Consumed with her own complicated feelings, Eloise doesn’t notice him reeling.
Pen turns back toward the table, reaching for the salt cellar, unaware that the ground has just dropped out beneath him. The crown of her bent head blurs while she sprinkles salt over the hot chips.
Colin pushes to his feet so abruptly he nearly upsets the baskets of chips and pitchers of ale.
“Careful, brother,” Anthony says, which only sharpens Colin’s embarrassment—but he has to get out. The air feels thin, the room too close, his chest cinched tight as a drum.
He moves behind Pen’s chair, leaning down so close that only she can hear: “Happy birthday, love.”
His voice is barely audible above the clinking glasses and roaring laughter, and thank God, because he’s barely keeping the tears at bay.
“I hope…” The words stick like gum to the bottom of his shoe; he cannot tell her he hopes she’ll have a wonderful life with a man who isn’t him. So he speaks the only truth he can bear to utter. “That is, I wish very much for your happiness.”
Before she can turn around to protest or ask why his voice cracks, he presses a brief kiss to her cheek, straightens, and turns blindly toward the exit, a burst of frigid, metallic wind guiding his steps.
Benedict crosses from the bar to intercept him just inside the threshold, cigarette dangling from his lips, and rests a heavy hand on his shoulder.
“Colin.”
He forces a tight smile, his eyes unfocused, his mind somewhere far beyond the pub walls, imagining things he’d rather not picture.
“I’m managing, brother.” For what else is there to say? She’s marrying someone else. He doesn’t want to come apart in the middle of the Railway Arms.
He shrugs into his coat, his hand closing around the small velvet box in his pocket. The locket. Dear God, the locket. He can’t carry it anymore. Can’t bear the weight of it, the reminder of his foolish hopes.
“Maybe some books are better left on the shelf.”
Benedict frowns, taking the cigarette from his mouth and stubbing it out in an overflowing ashtray
“But—”
Colin pulls the box from his pocket and presses it into Benedict’s hand. “Give this to Pen, please. Tell her—” His voice wobbles. “Tell her happy birthday.”
“Brother, wait—”
But he's already pushing through the door.
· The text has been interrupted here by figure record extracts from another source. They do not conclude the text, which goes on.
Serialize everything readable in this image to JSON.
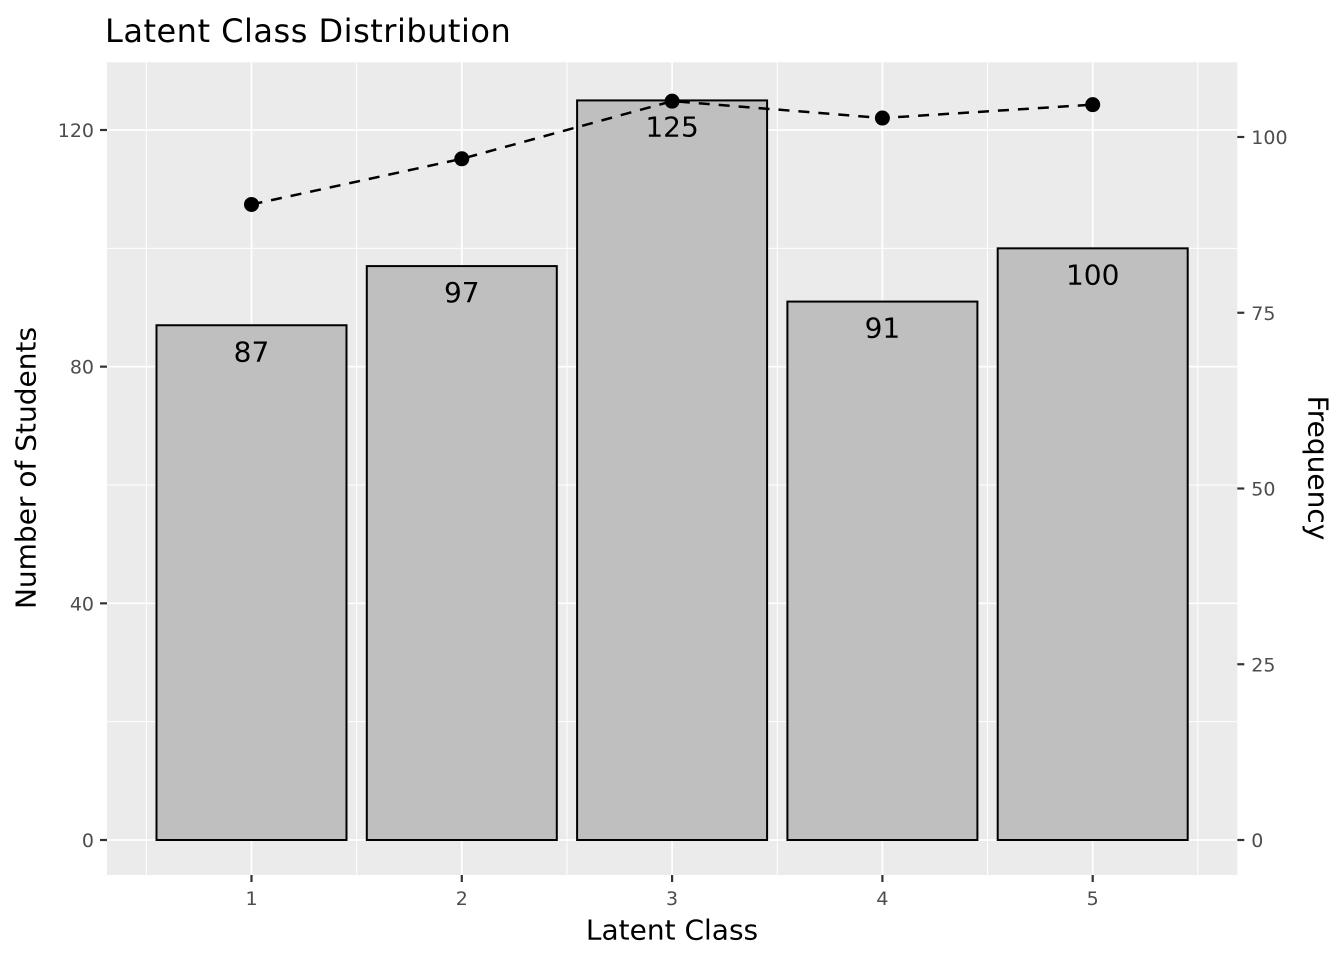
{
  "chart_data": {
    "type": "bar",
    "subtype": "bar-with-dashed-line-overlay",
    "title": "Latent Class Distribution",
    "xlabel": "Latent Class",
    "ylabel_left": "Number of Students",
    "ylabel_right": "Frequency",
    "categories": [
      "1",
      "2",
      "3",
      "4",
      "5"
    ],
    "series": [
      {
        "name": "Number of Students",
        "type": "bar",
        "axis": "left",
        "values": [
          87,
          97,
          125,
          91,
          100
        ],
        "value_labels": [
          "87",
          "97",
          "125",
          "91",
          "100"
        ]
      },
      {
        "name": "Frequency",
        "type": "line",
        "axis": "right",
        "line_style": "dashed",
        "marker": "filled-circle",
        "values": [
          90.4,
          96.9,
          105.1,
          102.7,
          104.6
        ]
      }
    ],
    "left_axis": {
      "ticks": [
        0,
        40,
        80,
        120
      ],
      "tick_labels": [
        "0",
        "40",
        "80",
        "120"
      ],
      "minor_ticks": [
        20,
        60,
        100
      ],
      "range_px_calibration": "0@y840 120@y130"
    },
    "right_axis": {
      "ticks": [
        0,
        25,
        50,
        75,
        100
      ],
      "tick_labels": [
        "0",
        "25",
        "50",
        "75",
        "100"
      ]
    },
    "x_axis": {
      "tick_labels": [
        "1",
        "2",
        "3",
        "4",
        "5"
      ]
    },
    "grid": true,
    "legend_position": "none",
    "colors": {
      "bar_fill": "#bfbfbf",
      "bar_stroke": "#000000",
      "line_color": "#000000",
      "point_color": "#000000",
      "panel_background": "#ebebeb",
      "gridline": "#ffffff",
      "tick_text": "#4d4d4d",
      "tick_mark": "#333333",
      "title_text": "#000000",
      "bar_label_text": "#000000"
    }
  }
}
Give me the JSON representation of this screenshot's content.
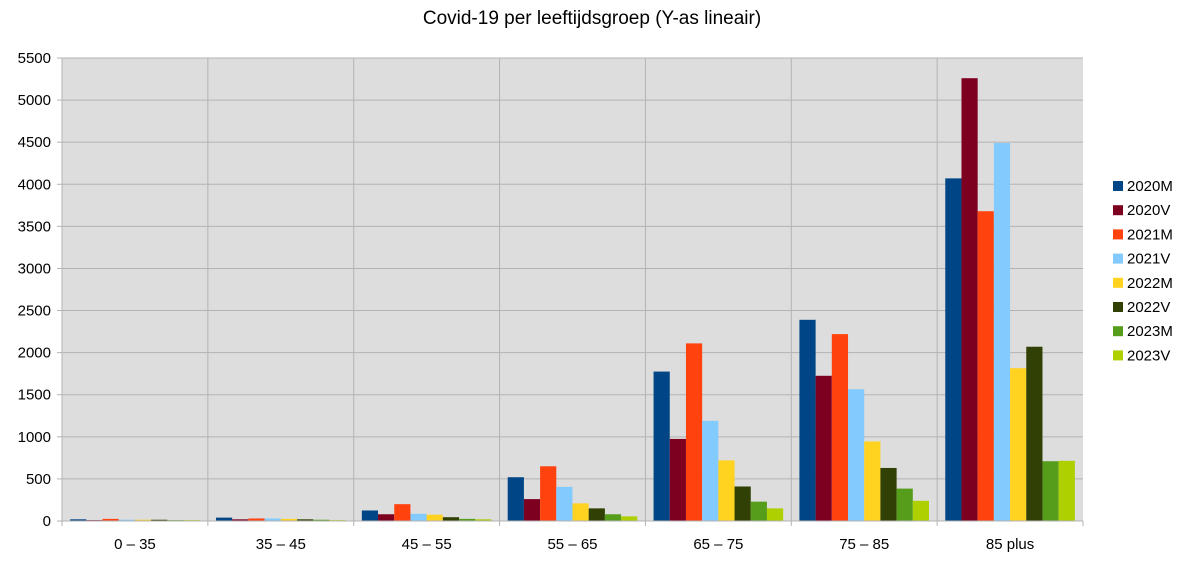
{
  "chart_data": {
    "type": "bar",
    "title": "Covid-19 per leeftijdsgroep (Y-as lineair)",
    "xlabel": "",
    "ylabel": "",
    "ylim": [
      0,
      5500
    ],
    "yticks": [
      "0",
      "500",
      "1000",
      "1500",
      "2000",
      "2500",
      "3000",
      "3500",
      "4000",
      "4500",
      "5000",
      "5500"
    ],
    "grid": true,
    "legend_position": "right",
    "categories": [
      "0 – 35",
      "35 – 45",
      "45 – 55",
      "55 – 65",
      "65 – 75",
      "75 – 85",
      "85 plus"
    ],
    "series": [
      {
        "name": "2020M",
        "color": "#004586",
        "values": [
          20,
          40,
          125,
          520,
          1775,
          2390,
          4070
        ]
      },
      {
        "name": "2020V",
        "color": "#7e0021",
        "values": [
          10,
          20,
          80,
          260,
          975,
          1725,
          5260
        ]
      },
      {
        "name": "2021M",
        "color": "#ff420e",
        "values": [
          25,
          30,
          200,
          650,
          2110,
          2220,
          3680
        ]
      },
      {
        "name": "2021V",
        "color": "#83caff",
        "values": [
          15,
          30,
          85,
          405,
          1190,
          1565,
          4490
        ]
      },
      {
        "name": "2022M",
        "color": "#ffd320",
        "values": [
          15,
          25,
          75,
          210,
          720,
          945,
          1815
        ]
      },
      {
        "name": "2022V",
        "color": "#314004",
        "values": [
          15,
          20,
          45,
          150,
          410,
          630,
          2070
        ]
      },
      {
        "name": "2023M",
        "color": "#579d1c",
        "values": [
          10,
          15,
          25,
          80,
          230,
          385,
          710
        ]
      },
      {
        "name": "2023V",
        "color": "#aecf00",
        "values": [
          10,
          10,
          20,
          55,
          150,
          240,
          715
        ]
      }
    ]
  }
}
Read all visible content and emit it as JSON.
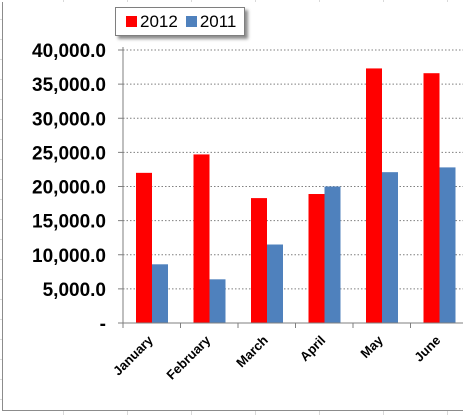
{
  "chart_data": {
    "type": "bar",
    "categories": [
      "January",
      "February",
      "March",
      "April",
      "May",
      "June"
    ],
    "series": [
      {
        "name": "2012",
        "color": "#ff0000",
        "values": [
          22000,
          24700,
          18300,
          18900,
          37300,
          36600
        ]
      },
      {
        "name": "2011",
        "color": "#4f81bd",
        "values": [
          8600,
          6400,
          11500,
          20000,
          22100,
          22800
        ]
      }
    ],
    "ylim": [
      0,
      40000
    ],
    "yticks": [
      0,
      5000,
      10000,
      15000,
      20000,
      25000,
      30000,
      35000,
      40000
    ],
    "ytick_labels": [
      "-",
      "5,000.0",
      "10,000.0",
      "15,000.0",
      "20,000.0",
      "25,000.0",
      "30,000.0",
      "35,000.0",
      "40,000.0"
    ],
    "xlabel": "",
    "ylabel": "",
    "grid": "horizontal-dotted",
    "legend_position": "top-left"
  }
}
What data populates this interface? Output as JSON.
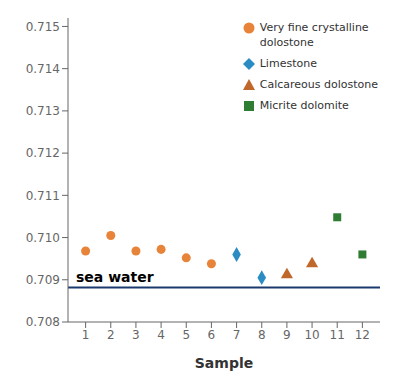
{
  "chart_data": {
    "type": "scatter",
    "xlabel": "Sample",
    "xlim": [
      0.3,
      12.7
    ],
    "xticks": [
      1,
      2,
      3,
      4,
      5,
      6,
      7,
      8,
      9,
      10,
      11,
      12
    ],
    "ylim": [
      0.708,
      0.7152
    ],
    "yticks": [
      0.708,
      0.709,
      {
        "value": 0.71,
        "label": "0.710"
      },
      0.711,
      0.712,
      0.713,
      0.714,
      0.715
    ],
    "grid": false,
    "legend": "upper right",
    "series": [
      {
        "name": "Very fine crystalline\ndolostone",
        "color": "#E8843A",
        "marker": "circle",
        "x": [
          1,
          2,
          3,
          4,
          5,
          6
        ],
        "values": [
          0.70968,
          0.71005,
          0.70968,
          0.70972,
          0.70952,
          0.70938
        ]
      },
      {
        "name": "Limestone",
        "color": "#2B8CC4",
        "marker": "diamond",
        "x": [
          7,
          8
        ],
        "values": [
          0.7096,
          0.70905
        ]
      },
      {
        "name": "Calcareous dolostone",
        "color": "#C0672A",
        "marker": "triangle",
        "x": [
          9,
          10
        ],
        "values": [
          0.70912,
          0.70938
        ]
      },
      {
        "name": "Micrite dolomite",
        "color": "#2E7D32",
        "marker": "square",
        "x": [
          11,
          12
        ],
        "values": [
          0.71048,
          0.7096
        ]
      }
    ],
    "annotations": [
      {
        "type": "hline",
        "y": 0.70882,
        "label": "sea water",
        "color": "#1A3A6E"
      }
    ]
  }
}
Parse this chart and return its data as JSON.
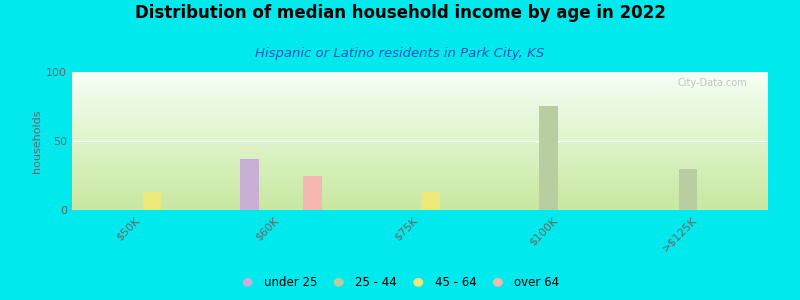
{
  "title": "Distribution of median household income by age in 2022",
  "subtitle": "Hispanic or Latino residents in Park City, KS",
  "ylabel": "households",
  "xlabel": "",
  "categories": [
    "$50K",
    "$60K",
    "$75K",
    "$100K",
    ">$125K"
  ],
  "age_groups": [
    "under 25",
    "25 - 44",
    "45 - 64",
    "over 64"
  ],
  "colors": {
    "under 25": "#c9aed6",
    "25 - 44": "#b8cea0",
    "45 - 64": "#ede87a",
    "over 64": "#f4b8b0"
  },
  "data": {
    "under 25": [
      0,
      37,
      0,
      0,
      0
    ],
    "25 - 44": [
      0,
      0,
      0,
      75,
      30
    ],
    "45 - 64": [
      13,
      0,
      13,
      0,
      0
    ],
    "over 64": [
      0,
      25,
      0,
      0,
      0
    ]
  },
  "ylim": [
    0,
    100
  ],
  "yticks": [
    0,
    50,
    100
  ],
  "bg_top": "#f5fff5",
  "bg_bottom": "#c8e8a0",
  "outer_background": "#00eaee",
  "title_fontsize": 12,
  "subtitle_fontsize": 9.5,
  "watermark": "City-Data.com"
}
“Night,” Colin calls over his shoulder, choking back tears as he tugs his cap into place.
The clock strikes midnight as he steps into the fog, the chime echoing like a tolling bell. Cold night air tasting of coal and bitterness freezes the tears into tracks on his face.
He shivers, huddling deeper into his coat. Not all fairytales have happy endings, and he cannot shake the certainty that he’s reached the abrupt end of his—the love story he’d always longed for but never got to live.
Peace is coming. Any day now.
Then there will be no more excuses. He will have to make the best of his choices, his words, his life. There will be peace on earth, God willing, just not in his heart.
Maybe the true cost of peace is acceptance, knowing you can’t have everything.
Knowing that sometimes, despite your best intentions, the good passes you by, and there’s no fixing it.